Basile G, Villari D, Nicita-Mauro V
Department of Geriatrics, University of Messina, Italy.
Eur Rev Med Pharmacol Sci. 2000 Jan-Apr;4(1-2):47-50.
Primary systemic amyloidosis (AL) is an uncommon disease characterized by the extracellular deposition of a protein with a beta-fibrillar structure, consisting of monoclonal immunoglobulin light chains, lambda or kappa (ratio of lambda to kappa, 3:1).

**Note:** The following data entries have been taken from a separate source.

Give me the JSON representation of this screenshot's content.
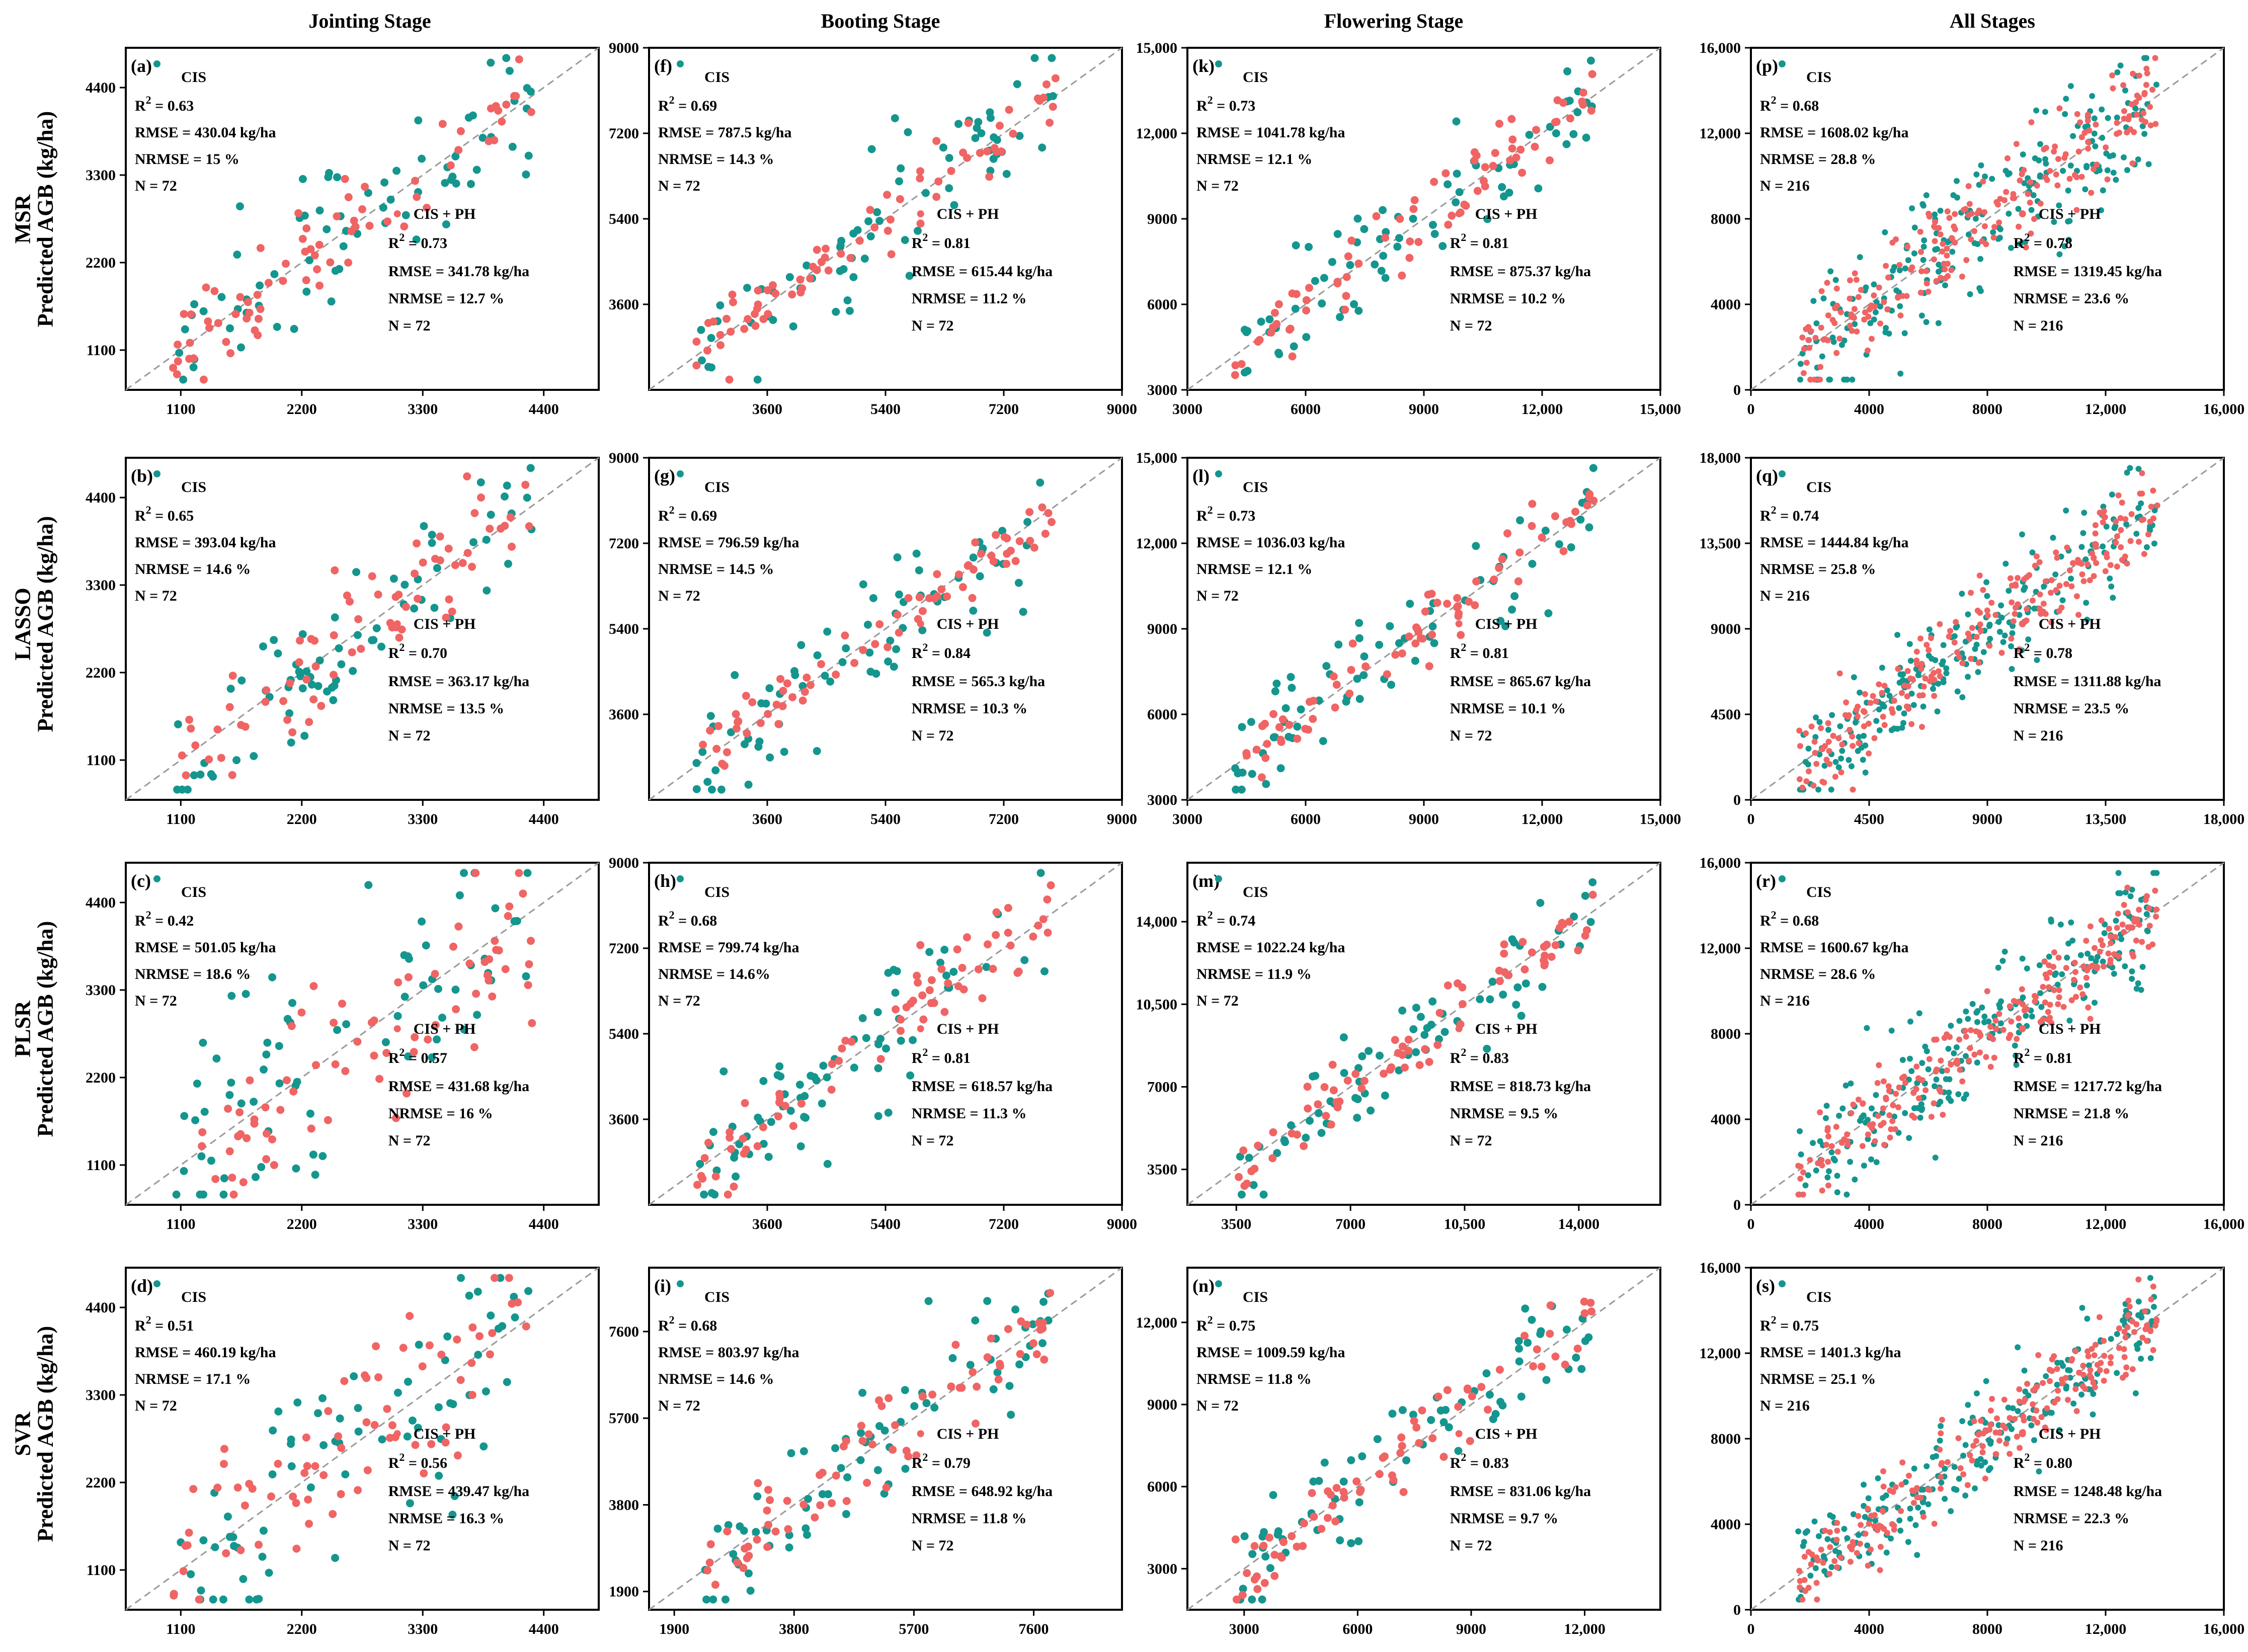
{
  "col_titles": [
    "Jointing Stage",
    "Booting Stage",
    "Flowering Stage",
    "All Stages"
  ],
  "row_models": [
    "MSR",
    "LASSO",
    "PLSR",
    "SVR"
  ],
  "ylabel": "Predicted AGB (kg/ha)",
  "colors": {
    "cis": "#14968f",
    "cis_ph": "#f06464",
    "diag": "#9a9a9a",
    "frame": "#000000"
  },
  "legend": {
    "cis": "CIS",
    "cis_ph": "CIS + PH"
  },
  "chart_data": [
    {
      "type": "scatter",
      "label": "(a)",
      "stage": "Jointing Stage",
      "model": "MSR",
      "lim": [
        600,
        4900
      ],
      "ticks": [
        1100,
        2200,
        3300,
        4400
      ],
      "tick_labels": [
        "1100",
        "2200",
        "3300",
        "4400"
      ],
      "cis": {
        "r2": "R",
        "r2v": " = 0.63",
        "rmse": "RMSE = 430.04 kg/ha",
        "nrmse": "NRMSE = 15 %",
        "n": "N = 72",
        "corr": 0.8,
        "npts": 72
      },
      "ph": {
        "r2": "R",
        "r2v": " = 0.73",
        "rmse": "RMSE = 341.78 kg/ha",
        "nrmse": "NRMSE = 12.7 %",
        "n": "N = 72",
        "corr": 0.86,
        "npts": 72
      }
    },
    {
      "type": "scatter",
      "label": "(f)",
      "stage": "Booting Stage",
      "model": "MSR",
      "lim": [
        1800,
        9000
      ],
      "ticks": [
        3600,
        5400,
        7200,
        9000
      ],
      "tick_labels": [
        "3600",
        "5400",
        "7200",
        "9000"
      ],
      "cis": {
        "r2": "R",
        "r2v": " = 0.69",
        "rmse": "RMSE = 787.5 kg/ha",
        "nrmse": "NRMSE = 14.3 %",
        "n": "N = 72",
        "corr": 0.83,
        "npts": 72
      },
      "ph": {
        "r2": "R",
        "r2v": " = 0.81",
        "rmse": "RMSE = 615.44 kg/ha",
        "nrmse": "NRMSE = 11.2 %",
        "n": "N = 72",
        "corr": 0.9,
        "npts": 72
      }
    },
    {
      "type": "scatter",
      "label": "(k)",
      "stage": "Flowering Stage",
      "model": "MSR",
      "lim": [
        3000,
        15000
      ],
      "ticks": [
        3000,
        6000,
        9000,
        12000,
        15000
      ],
      "tick_labels": [
        "3000",
        "6000",
        "9000",
        "12,000",
        "15,000"
      ],
      "cis": {
        "r2": "R",
        "r2v": " = 0.73",
        "rmse": "RMSE = 1041.78 kg/ha",
        "nrmse": "NRMSE = 12.1 %",
        "n": "N = 72",
        "corr": 0.85,
        "npts": 72
      },
      "ph": {
        "r2": "R",
        "r2v": " = 0.81",
        "rmse": "RMSE = 875.37 kg/ha",
        "nrmse": "NRMSE = 10.2 %",
        "n": "N = 72",
        "corr": 0.9,
        "npts": 72
      }
    },
    {
      "type": "scatter",
      "label": "(p)",
      "stage": "All Stages",
      "model": "MSR",
      "lim": [
        0,
        16000
      ],
      "ticks": [
        0,
        4000,
        8000,
        12000,
        16000
      ],
      "tick_labels": [
        "0",
        "4000",
        "8000",
        "12,000",
        "16,000"
      ],
      "cis": {
        "r2": "R",
        "r2v": " = 0.68",
        "rmse": "RMSE = 1608.02 kg/ha",
        "nrmse": "NRMSE = 28.8 %",
        "n": "N = 216",
        "corr": 0.82,
        "npts": 216
      },
      "ph": {
        "r2": "R",
        "r2v": " = 0.78",
        "rmse": "RMSE = 1319.45 kg/ha",
        "nrmse": "NRMSE = 23.6 %",
        "n": "N = 216",
        "corr": 0.88,
        "npts": 216
      }
    },
    {
      "type": "scatter",
      "label": "(b)",
      "stage": "Jointing Stage",
      "model": "LASSO",
      "lim": [
        600,
        4900
      ],
      "ticks": [
        1100,
        2200,
        3300,
        4400
      ],
      "tick_labels": [
        "1100",
        "2200",
        "3300",
        "4400"
      ],
      "cis": {
        "r2": "R",
        "r2v": " = 0.65",
        "rmse": "RMSE = 393.04 kg/ha",
        "nrmse": "NRMSE = 14.6 %",
        "n": "N = 72",
        "corr": 0.81,
        "npts": 72
      },
      "ph": {
        "r2": "R",
        "r2v": " = 0.70",
        "rmse": "RMSE = 363.17 kg/ha",
        "nrmse": "NRMSE = 13.5 %",
        "n": "N = 72",
        "corr": 0.84,
        "npts": 72
      }
    },
    {
      "type": "scatter",
      "label": "(g)",
      "stage": "Booting Stage",
      "model": "LASSO",
      "lim": [
        1800,
        9000
      ],
      "ticks": [
        3600,
        5400,
        7200,
        9000
      ],
      "tick_labels": [
        "3600",
        "5400",
        "7200",
        "9000"
      ],
      "cis": {
        "r2": "R",
        "r2v": " = 0.69",
        "rmse": "RMSE = 796.59 kg/ha",
        "nrmse": "NRMSE = 14.5 %",
        "n": "N = 72",
        "corr": 0.83,
        "npts": 72
      },
      "ph": {
        "r2": "R",
        "r2v": " = 0.84",
        "rmse": "RMSE = 565.3 kg/ha",
        "nrmse": "NRMSE = 10.3 %",
        "n": "N = 72",
        "corr": 0.92,
        "npts": 72
      }
    },
    {
      "type": "scatter",
      "label": "(l)",
      "stage": "Flowering Stage",
      "model": "LASSO",
      "lim": [
        3000,
        15000
      ],
      "ticks": [
        3000,
        6000,
        9000,
        12000,
        15000
      ],
      "tick_labels": [
        "3000",
        "6000",
        "9000",
        "12,000",
        "15,000"
      ],
      "cis": {
        "r2": "R",
        "r2v": " = 0.73",
        "rmse": "RMSE = 1036.03 kg/ha",
        "nrmse": "NRMSE = 12.1 %",
        "n": "N = 72",
        "corr": 0.85,
        "npts": 72
      },
      "ph": {
        "r2": "R",
        "r2v": " = 0.81",
        "rmse": "RMSE = 865.67 kg/ha",
        "nrmse": "NRMSE = 10.1 %",
        "n": "N = 72",
        "corr": 0.9,
        "npts": 72
      }
    },
    {
      "type": "scatter",
      "label": "(q)",
      "stage": "All Stages",
      "model": "LASSO",
      "lim": [
        0,
        18000
      ],
      "ticks": [
        0,
        4500,
        9000,
        13500,
        18000
      ],
      "tick_labels": [
        "0",
        "4500",
        "9000",
        "13,500",
        "18,000"
      ],
      "cis": {
        "r2": "R",
        "r2v": " = 0.74",
        "rmse": "RMSE = 1444.84 kg/ha",
        "nrmse": "NRMSE = 25.8 %",
        "n": "N = 216",
        "corr": 0.86,
        "npts": 216
      },
      "ph": {
        "r2": "R",
        "r2v": " = 0.78",
        "rmse": "RMSE = 1311.88 kg/ha",
        "nrmse": "NRMSE = 23.5 %",
        "n": "N = 216",
        "corr": 0.88,
        "npts": 216
      }
    },
    {
      "type": "scatter",
      "label": "(c)",
      "stage": "Jointing Stage",
      "model": "PLSR",
      "lim": [
        600,
        4900
      ],
      "ticks": [
        1100,
        2200,
        3300,
        4400
      ],
      "tick_labels": [
        "1100",
        "2200",
        "3300",
        "4400"
      ],
      "cis": {
        "r2": "R",
        "r2v": " = 0.42",
        "rmse": "RMSE = 501.05 kg/ha",
        "nrmse": "NRMSE = 18.6 %",
        "n": "N = 72",
        "corr": 0.65,
        "npts": 72
      },
      "ph": {
        "r2": "R",
        "r2v": " = 0.57",
        "rmse": "RMSE = 431.68 kg/ha",
        "nrmse": "NRMSE = 16 %",
        "n": "N = 72",
        "corr": 0.75,
        "npts": 72
      }
    },
    {
      "type": "scatter",
      "label": "(h)",
      "stage": "Booting Stage",
      "model": "PLSR",
      "lim": [
        1800,
        9000
      ],
      "ticks": [
        3600,
        5400,
        7200,
        9000
      ],
      "tick_labels": [
        "3600",
        "5400",
        "7200",
        "9000"
      ],
      "cis": {
        "r2": "R",
        "r2v": " = 0.68",
        "rmse": "RMSE = 799.74 kg/ha",
        "nrmse": "NRMSE = 14.6%",
        "n": "N = 72",
        "corr": 0.82,
        "npts": 72
      },
      "ph": {
        "r2": "R",
        "r2v": " = 0.81",
        "rmse": "RMSE = 618.57 kg/ha",
        "nrmse": "NRMSE = 11.3 %",
        "n": "N = 72",
        "corr": 0.9,
        "npts": 72
      }
    },
    {
      "type": "scatter",
      "label": "(m)",
      "stage": "Flowering Stage",
      "model": "PLSR",
      "lim": [
        2000,
        16500
      ],
      "ticks": [
        3500,
        7000,
        10500,
        14000
      ],
      "tick_labels": [
        "3500",
        "7000",
        "10,500",
        "14,000"
      ],
      "cis": {
        "r2": "R",
        "r2v": " = 0.74",
        "rmse": "RMSE = 1022.24 kg/ha",
        "nrmse": "NRMSE = 11.9 %",
        "n": "N = 72",
        "corr": 0.86,
        "npts": 72
      },
      "ph": {
        "r2": "R",
        "r2v": " = 0.83",
        "rmse": "RMSE = 818.73 kg/ha",
        "nrmse": "NRMSE = 9.5 %",
        "n": "N = 72",
        "corr": 0.91,
        "npts": 72
      }
    },
    {
      "type": "scatter",
      "label": "(r)",
      "stage": "All Stages",
      "model": "PLSR",
      "lim": [
        0,
        16000
      ],
      "ticks": [
        0,
        4000,
        8000,
        12000,
        16000
      ],
      "tick_labels": [
        "0",
        "4000",
        "8000",
        "12,000",
        "16,000"
      ],
      "cis": {
        "r2": "R",
        "r2v": " = 0.68",
        "rmse": "RMSE = 1600.67 kg/ha",
        "nrmse": "NRMSE = 28.6 %",
        "n": "N = 216",
        "corr": 0.82,
        "npts": 216
      },
      "ph": {
        "r2": "R",
        "r2v": " = 0.81",
        "rmse": "RMSE = 1217.72 kg/ha",
        "nrmse": "NRMSE = 21.8 %",
        "n": "N = 216",
        "corr": 0.9,
        "npts": 216
      }
    },
    {
      "type": "scatter",
      "label": "(d)",
      "stage": "Jointing Stage",
      "model": "SVR",
      "lim": [
        600,
        4900
      ],
      "ticks": [
        1100,
        2200,
        3300,
        4400
      ],
      "tick_labels": [
        "1100",
        "2200",
        "3300",
        "4400"
      ],
      "cis": {
        "r2": "R",
        "r2v": " = 0.51",
        "rmse": "RMSE = 460.19 kg/ha",
        "nrmse": "NRMSE = 17.1 %",
        "n": "N = 72",
        "corr": 0.71,
        "npts": 72
      },
      "ph": {
        "r2": "R",
        "r2v": " = 0.56",
        "rmse": "RMSE = 439.47 kg/ha",
        "nrmse": "NRMSE = 16.3 %",
        "n": "N = 72",
        "corr": 0.75,
        "npts": 72
      }
    },
    {
      "type": "scatter",
      "label": "(i)",
      "stage": "Booting Stage",
      "model": "SVR",
      "lim": [
        1500,
        9000
      ],
      "ticks": [
        1900,
        3800,
        5700,
        7600
      ],
      "tick_labels": [
        "1900",
        "3800",
        "5700",
        "7600"
      ],
      "cis": {
        "r2": "R",
        "r2v": " = 0.68",
        "rmse": "RMSE = 803.97 kg/ha",
        "nrmse": "NRMSE = 14.6 %",
        "n": "N = 72",
        "corr": 0.82,
        "npts": 72
      },
      "ph": {
        "r2": "R",
        "r2v": " = 0.79",
        "rmse": "RMSE = 648.92 kg/ha",
        "nrmse": "NRMSE = 11.8 %",
        "n": "N = 72",
        "corr": 0.89,
        "npts": 72
      }
    },
    {
      "type": "scatter",
      "label": "(n)",
      "stage": "Flowering Stage",
      "model": "SVR",
      "lim": [
        1500,
        14000
      ],
      "ticks": [
        3000,
        6000,
        9000,
        12000
      ],
      "tick_labels": [
        "3000",
        "6000",
        "9000",
        "12,000"
      ],
      "cis": {
        "r2": "R",
        "r2v": " = 0.75",
        "rmse": "RMSE = 1009.59 kg/ha",
        "nrmse": "NRMSE = 11.8 %",
        "n": "N = 72",
        "corr": 0.86,
        "npts": 72
      },
      "ph": {
        "r2": "R",
        "r2v": " = 0.83",
        "rmse": "RMSE = 831.06 kg/ha",
        "nrmse": "NRMSE = 9.7 %",
        "n": "N = 72",
        "corr": 0.91,
        "npts": 72
      }
    },
    {
      "type": "scatter",
      "label": "(s)",
      "stage": "All Stages",
      "model": "SVR",
      "lim": [
        0,
        16000
      ],
      "ticks": [
        0,
        4000,
        8000,
        12000,
        16000
      ],
      "tick_labels": [
        "0",
        "4000",
        "8000",
        "12,000",
        "16,000"
      ],
      "cis": {
        "r2": "R",
        "r2v": " = 0.75",
        "rmse": "RMSE = 1401.3 kg/ha",
        "nrmse": "NRMSE = 25.1 %",
        "n": "N = 216",
        "corr": 0.87,
        "npts": 216
      },
      "ph": {
        "r2": "R",
        "r2v": " = 0.80",
        "rmse": "RMSE = 1248.48 kg/ha",
        "nrmse": "NRMSE = 22.3 %",
        "n": "N = 216",
        "corr": 0.89,
        "npts": 216
      }
    }
  ]
}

In systemic amyloidosis liver involvement is frequent but it rarely has clinical importance. The massive and localized liver deposition of amyloid, characterized by marked hepatomegaly and portal hypertension without hepato-cellular failure and by a severe prognosis, without systemic involvement, is less frequent. The authors describe an unusual case of primary hepatic amyloidosis with giant hepatomegaly, intrahepatic cholestasis, portal hypertension and splenomegaly, occurred in an elderly patient.
原发性系统性淀粉样变性(AL)是一种罕见疾病,其特征为具有β-纤维结构的蛋白质在细胞外沉积,该蛋白质由单克隆免疫球蛋白轻链、λ或κ(λ与κ的比例为3:1)组成。在系统性淀粉样变性中,肝脏受累很常见,但很少具有临床重要性。淀粉样物质在肝脏大量局部沉积,其特征为显著肝肿大和门静脉高压,无肝细胞衰竭,且预后严重,无全身受累,这种情况较少见。作者描述了一例发生在老年患者身上的原发性肝淀粉样变性罕见病例,该病例伴有巨大肝肿大、肝内胆汁淤积、门静脉高压和脾肿大。